Na ocasião da descoberta, o menino passeava em um parque na província de Alberta, no Canadá, quando viu ossos próximos a uma pedra. Em entrevista à BBC, Nathan explicou que ficou chocado. "Sempre fui fascinado pelo fato de que os ossos deles, semelhantes aos nossos, se tornam algo como uma rocha sólida." O pai, Dion Hrushkin, conta que de fato os itens pareciam "ossos feitos de pedra". "Parecia o final de um fêmur, saindo diretamente do solo", narrou.

Por já se interessar pelo assunto, Nathan sabia que fósseis eram protegidos por lei, então quando ele e o pai voltaram para casa, procuraram o Museu Real Tyrrell, em Alberta, que se dedica ao estudo de itens pré-históricas. A instituição pediu que eles enviassem fotos e coordenadas de GPS do achado.
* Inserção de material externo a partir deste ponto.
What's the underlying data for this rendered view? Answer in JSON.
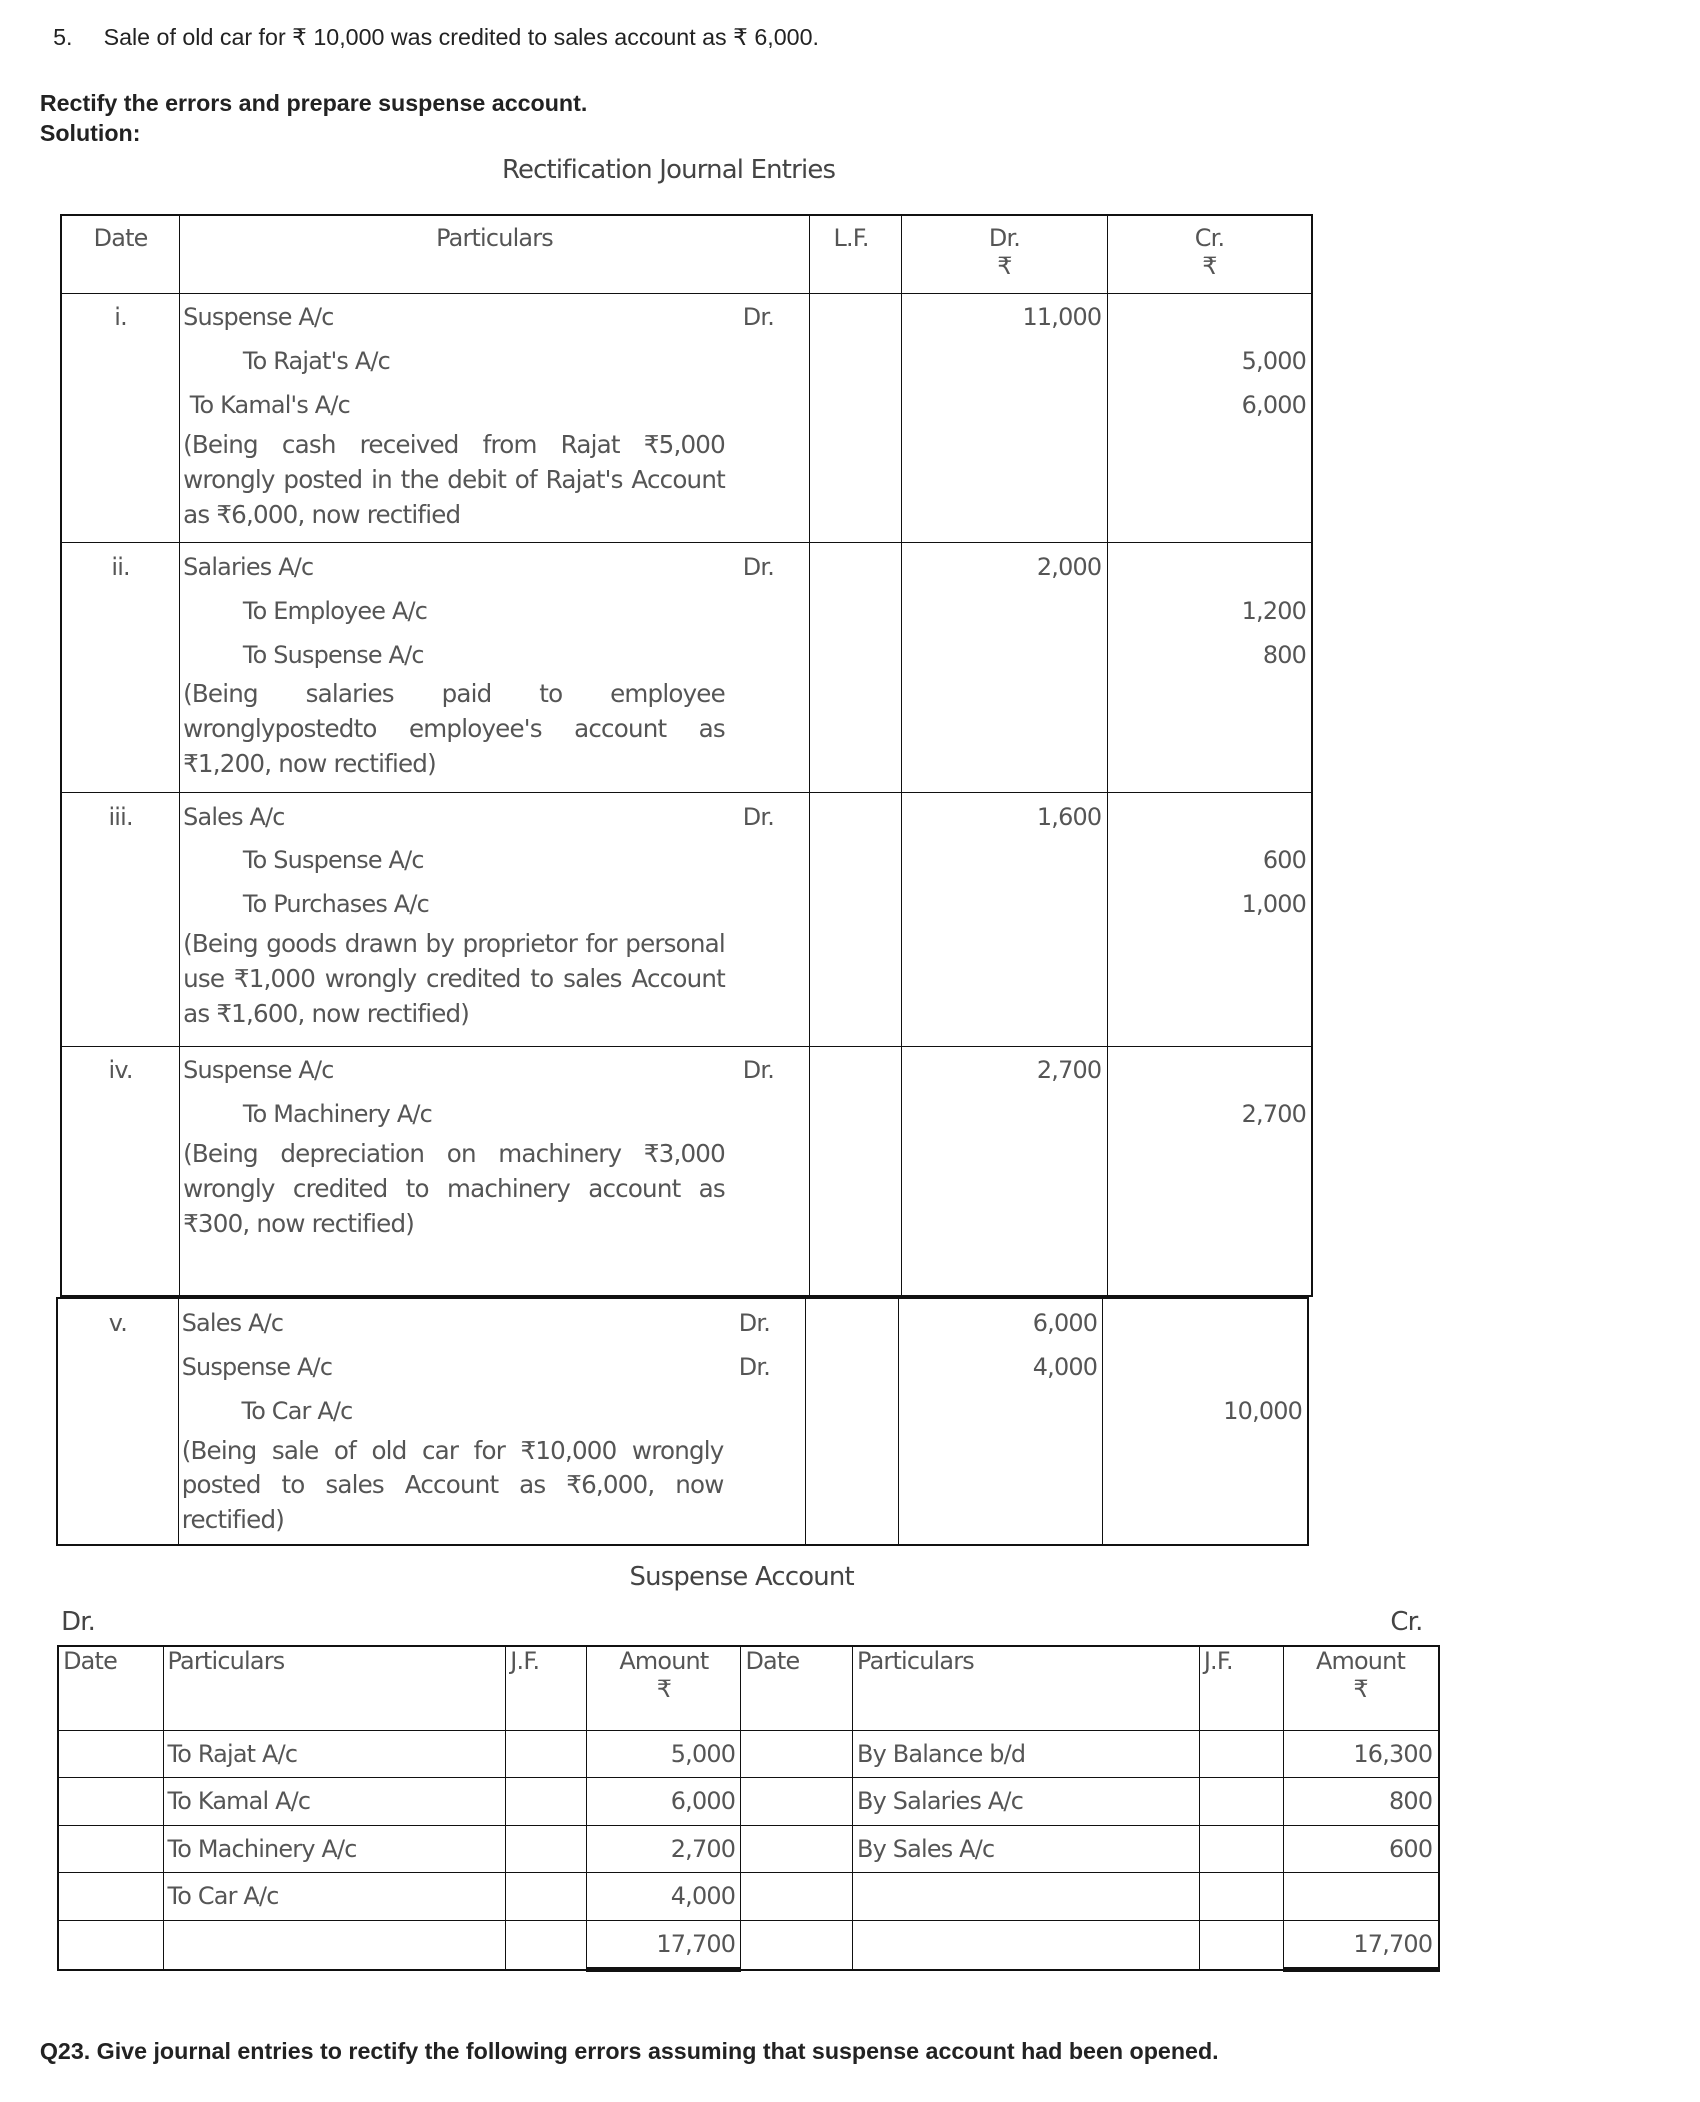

A equipe encontrou entre 30 e 50 ossos na parede de um cânion, todos pertencentes a um jovem hadrossauro, com idade estimada de três ou quatro anos. O conjunto encontrado é cientificamente significativo, diz o museu, porque tem cerca de 69 milhões de anos — e registros desse período são raros. O dinossauro, batizado albertossauro, foi descoberto ali pelo explorador canadense Joseph Tyrell no final do século 19.

"Este jovem hadrossauro é uma descoberta muito importante porque vem de um período sobre o qual sabemos muito pouco em relação aos dinossauros ou animais que viviam em Alberta. O achado de Nathan e Dion nos ajudará a preencher essa grande lacuna em nosso conhecimento da evolução dos dinossauros", disse o curador da paleoecologia do museu, François Therrien, em um comunicado.